Me: "I don't remember those runs." I do, actually.
Me: "So, I'm not the person to talk to about making comics I don't make them. But there's a group that meets once a week here in Cambridge" and they're going to hate me for giving you their info because you're both nuts "called The Comics Roundtable who all create comics, and they might be able to help you figure out what kind of comic you want to make, how you want to distribute it, and all that."
P2:"Do you think the snake boy should have laser eyes or x-ray vision?"
BvPP: "How do you feel about black and white comics?"
BvPP: "They don't turn me on. Do they turn you on?"
P1: "Laser eyes."
BvPP: "I might buy this Wonder Woman book but it has newspaper pages. I don't like newspaper pages do you?"
I type the store number into GChat and call the store.
Me (to Me): "Hi. Yes? I have custo---oh, yea, ok. Sure thing."
Me (to BvPP, P1 & P2): "Sorry, I have to do some inventory. They have questions at the warehouse."
BvPP: "You have a warehouse?"
Me: Not really. "Yes."
P1: "How do we meet the Round People Comics?"
Me: "Comics Round Table." I write it down on a business card.

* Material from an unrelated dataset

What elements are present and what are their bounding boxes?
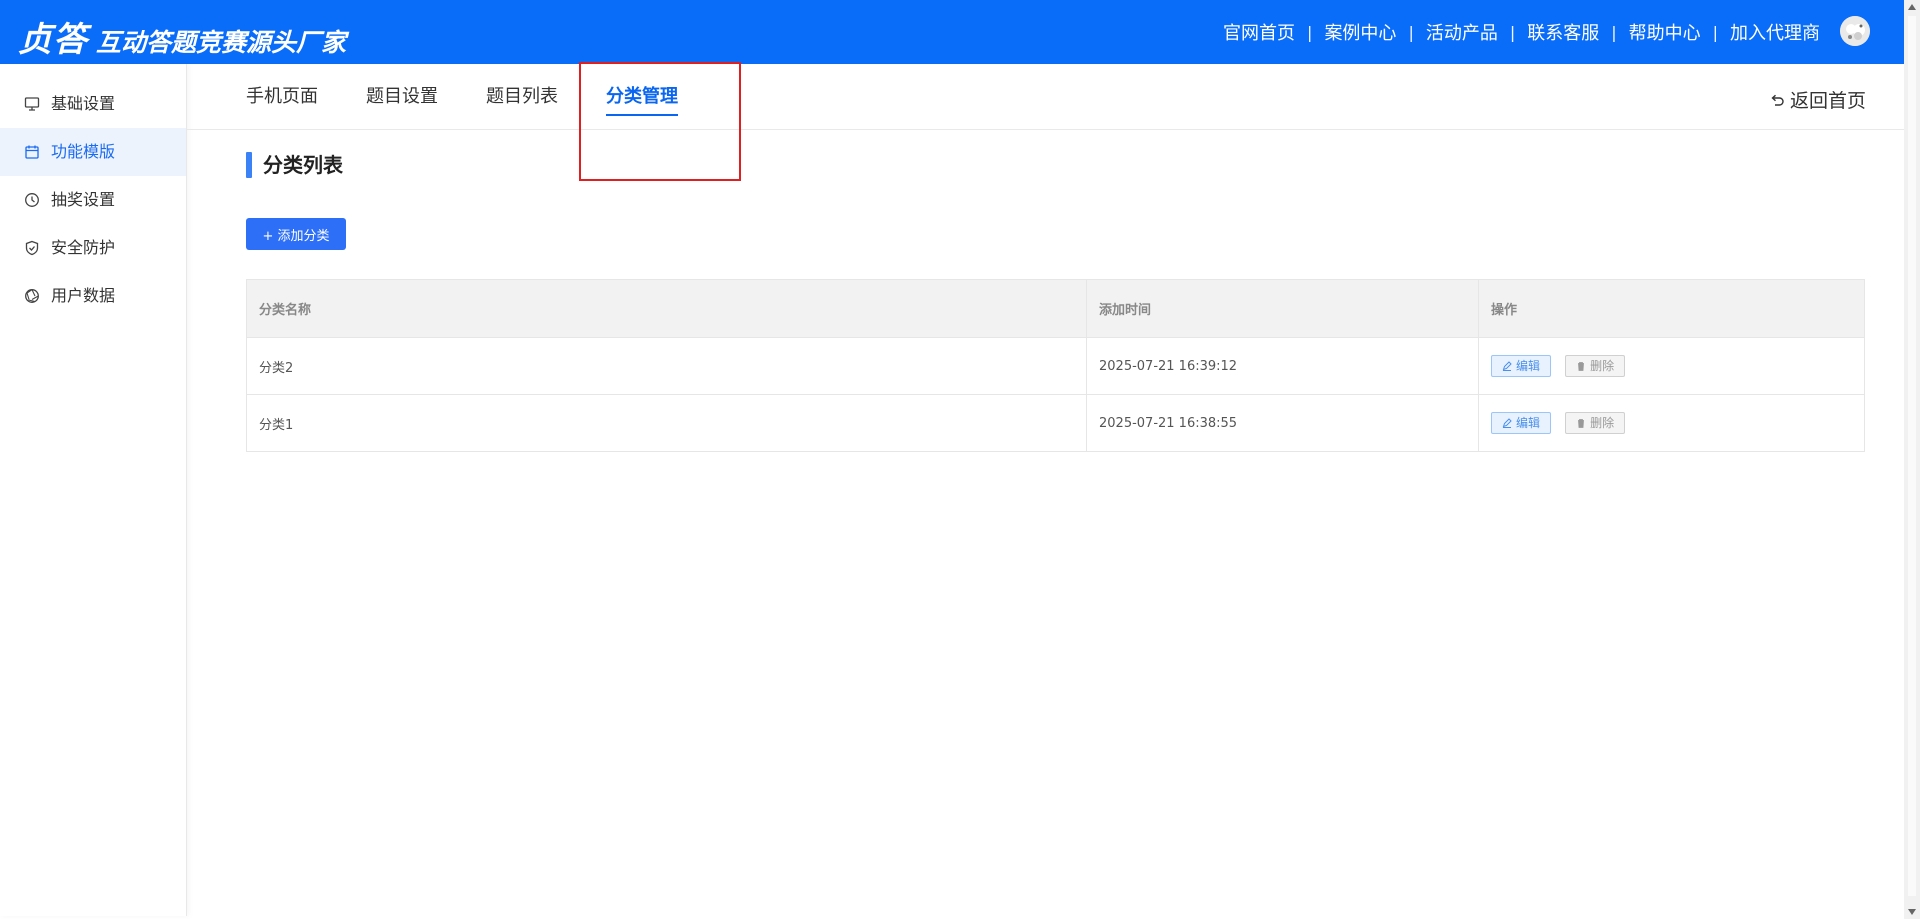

But not in my usual handwriting, in case I have to blame someone else later. "They have a website. Good luck."
I take the phone over to the back issues and start blindly flipping through them.
P1 and P2 leave, talking about going to the library to do research. Presumably on laser-eyed snakes. BvPP shark circles the store a few times before announcing that he might come back to buy things later.
When he and most of his funk have departed, I go back to the counter. The phone rings.
It is the same stupid Giggly Robot that has called every week, trying to get us to buy something: "Tee-hee. Sorry, I dropped the ph--"
Me: "DIE ROBOT SCUM!"
GR: "Tee-hee. I'm not a rob--"
I hang up the phone.
So, my vacation is off to a great start.